U.S. Representative Pushes for National EMS Memorial

U.S. Rep. Stephen F. Lynch is pushing for a national memorial in Washington, D.C., to honor the men and women in Emergency Medical Services, an idea first proposed by Boston’s own EMS members.

‘I am proud to introduce this legislation to establish a memorial to honor the dedicated service and ongoing commitment of the men and women of our EMS across the nation,’ said Lynch (D-South Boston). ‘This memorial is long overdue. EMS providers are a critical component of our nation’s homeland and national security efforts.’

Each year, 850,000 EMS providers answer more than 30 million calls to serve 22 million patients, Lynch’s office said. EMS providers die in the line of duty at a rate more than twice the national average for all occupational fatalities, according to the Department of Labor and the National Highway Safety Administration.
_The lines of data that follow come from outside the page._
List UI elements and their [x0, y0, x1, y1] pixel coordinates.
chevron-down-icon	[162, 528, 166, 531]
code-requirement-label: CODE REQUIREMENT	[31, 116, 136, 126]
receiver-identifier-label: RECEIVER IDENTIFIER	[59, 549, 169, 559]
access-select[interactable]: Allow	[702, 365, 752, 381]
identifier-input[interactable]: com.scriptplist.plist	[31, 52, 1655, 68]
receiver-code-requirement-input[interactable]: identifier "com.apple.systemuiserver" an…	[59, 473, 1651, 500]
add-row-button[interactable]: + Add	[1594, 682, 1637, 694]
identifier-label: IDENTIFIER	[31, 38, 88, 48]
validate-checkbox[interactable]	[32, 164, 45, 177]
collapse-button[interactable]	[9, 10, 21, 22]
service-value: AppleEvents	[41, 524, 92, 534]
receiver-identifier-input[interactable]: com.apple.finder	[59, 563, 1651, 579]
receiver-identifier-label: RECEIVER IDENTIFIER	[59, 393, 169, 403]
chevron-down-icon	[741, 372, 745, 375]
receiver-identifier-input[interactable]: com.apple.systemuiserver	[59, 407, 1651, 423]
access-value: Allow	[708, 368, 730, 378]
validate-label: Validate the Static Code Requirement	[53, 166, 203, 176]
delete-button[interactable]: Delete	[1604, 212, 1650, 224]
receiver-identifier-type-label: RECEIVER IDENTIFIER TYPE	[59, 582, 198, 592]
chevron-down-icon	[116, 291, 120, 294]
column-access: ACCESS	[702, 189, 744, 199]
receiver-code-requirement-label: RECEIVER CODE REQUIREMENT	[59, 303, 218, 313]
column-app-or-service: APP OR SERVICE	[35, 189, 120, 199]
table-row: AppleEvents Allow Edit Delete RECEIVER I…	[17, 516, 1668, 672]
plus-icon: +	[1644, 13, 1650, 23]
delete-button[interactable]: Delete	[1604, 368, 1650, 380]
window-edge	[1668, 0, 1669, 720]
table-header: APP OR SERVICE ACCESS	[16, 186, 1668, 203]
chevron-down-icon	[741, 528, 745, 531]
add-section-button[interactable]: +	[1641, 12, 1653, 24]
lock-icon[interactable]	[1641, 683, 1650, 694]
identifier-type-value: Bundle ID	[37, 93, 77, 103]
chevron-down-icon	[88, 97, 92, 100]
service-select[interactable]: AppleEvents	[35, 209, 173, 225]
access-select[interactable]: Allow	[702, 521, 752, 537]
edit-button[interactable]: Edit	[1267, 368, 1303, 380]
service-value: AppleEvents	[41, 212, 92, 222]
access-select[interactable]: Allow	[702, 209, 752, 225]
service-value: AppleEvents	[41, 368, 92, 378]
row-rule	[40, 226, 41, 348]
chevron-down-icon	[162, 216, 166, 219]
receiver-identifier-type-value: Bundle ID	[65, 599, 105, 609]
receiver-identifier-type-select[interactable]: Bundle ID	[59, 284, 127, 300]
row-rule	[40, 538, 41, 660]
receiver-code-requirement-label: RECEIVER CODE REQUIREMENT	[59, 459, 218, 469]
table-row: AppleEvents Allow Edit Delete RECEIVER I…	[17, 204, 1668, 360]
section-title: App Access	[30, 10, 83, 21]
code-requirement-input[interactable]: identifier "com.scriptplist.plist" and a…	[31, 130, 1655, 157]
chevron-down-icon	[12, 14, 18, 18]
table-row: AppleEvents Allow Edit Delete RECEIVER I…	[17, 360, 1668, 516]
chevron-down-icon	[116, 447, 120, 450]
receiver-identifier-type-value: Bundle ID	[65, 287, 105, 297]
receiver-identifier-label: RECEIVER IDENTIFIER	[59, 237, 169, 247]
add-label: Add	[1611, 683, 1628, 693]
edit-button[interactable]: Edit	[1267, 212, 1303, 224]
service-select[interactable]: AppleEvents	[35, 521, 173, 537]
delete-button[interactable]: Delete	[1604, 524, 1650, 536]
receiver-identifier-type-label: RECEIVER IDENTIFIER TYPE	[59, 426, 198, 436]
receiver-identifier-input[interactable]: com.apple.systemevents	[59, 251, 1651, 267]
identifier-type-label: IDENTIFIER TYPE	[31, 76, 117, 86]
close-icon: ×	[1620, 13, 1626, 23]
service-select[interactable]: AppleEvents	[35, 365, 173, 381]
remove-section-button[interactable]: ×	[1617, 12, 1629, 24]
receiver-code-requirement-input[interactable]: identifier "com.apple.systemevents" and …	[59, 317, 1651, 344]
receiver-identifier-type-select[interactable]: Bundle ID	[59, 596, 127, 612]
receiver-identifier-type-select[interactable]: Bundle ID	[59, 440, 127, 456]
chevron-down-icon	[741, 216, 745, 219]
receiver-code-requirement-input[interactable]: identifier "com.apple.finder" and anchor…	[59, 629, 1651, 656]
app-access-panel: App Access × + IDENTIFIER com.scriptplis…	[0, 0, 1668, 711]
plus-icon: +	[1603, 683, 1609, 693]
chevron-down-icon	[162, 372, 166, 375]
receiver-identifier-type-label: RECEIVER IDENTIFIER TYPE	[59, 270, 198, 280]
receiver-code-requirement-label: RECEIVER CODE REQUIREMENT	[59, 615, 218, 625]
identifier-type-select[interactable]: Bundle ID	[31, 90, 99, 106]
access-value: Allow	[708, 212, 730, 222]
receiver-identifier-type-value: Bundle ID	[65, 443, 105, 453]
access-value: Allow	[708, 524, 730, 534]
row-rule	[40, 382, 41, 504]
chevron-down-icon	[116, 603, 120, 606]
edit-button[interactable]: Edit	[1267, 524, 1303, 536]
Here in Boston, attacks on EMTs are all too common. Tony O’Brien, an EMT assigned to Charlestown, responded to a call last December and the woman bit him so severely she removed a chunk of flesh from his hand. The woman initially refused to be tested for diseases, forcing the veteran medic to take a cocktail of unpleasant drugs to ward off infections, he said.

‘Boston Police Patrolmen’s Association/EMS Division has had an active role in pushing for a monument since the 1990s,’ O’Brien said.

‘We established the EMS Bike Ride in 1999 to bring attention to the issue and honor those lost,’ he said. ‘It continues today.’

They also established the foundation needed to build the memorial, and the president, treasurer and executive director all are from Boston, said O’Brien, who sits on the board of directors with several other local members, including retired EMS chief and former FEMA deputy Rich Serino.

Lynch’s bill formalizes the National Emergency Medical Services Memorial Foundation, which will be responsible for designing, siting and creating a memorial in Washington, D.C., to honor the service and sacrifice of the nation’s EMS members.

Said Lynch: ‘It is time to recognize the efforts of our EMS and memorialize the selfless and ultimate sacrifice made by more than 600 members of the nation’s EMS, their families and loved ones.’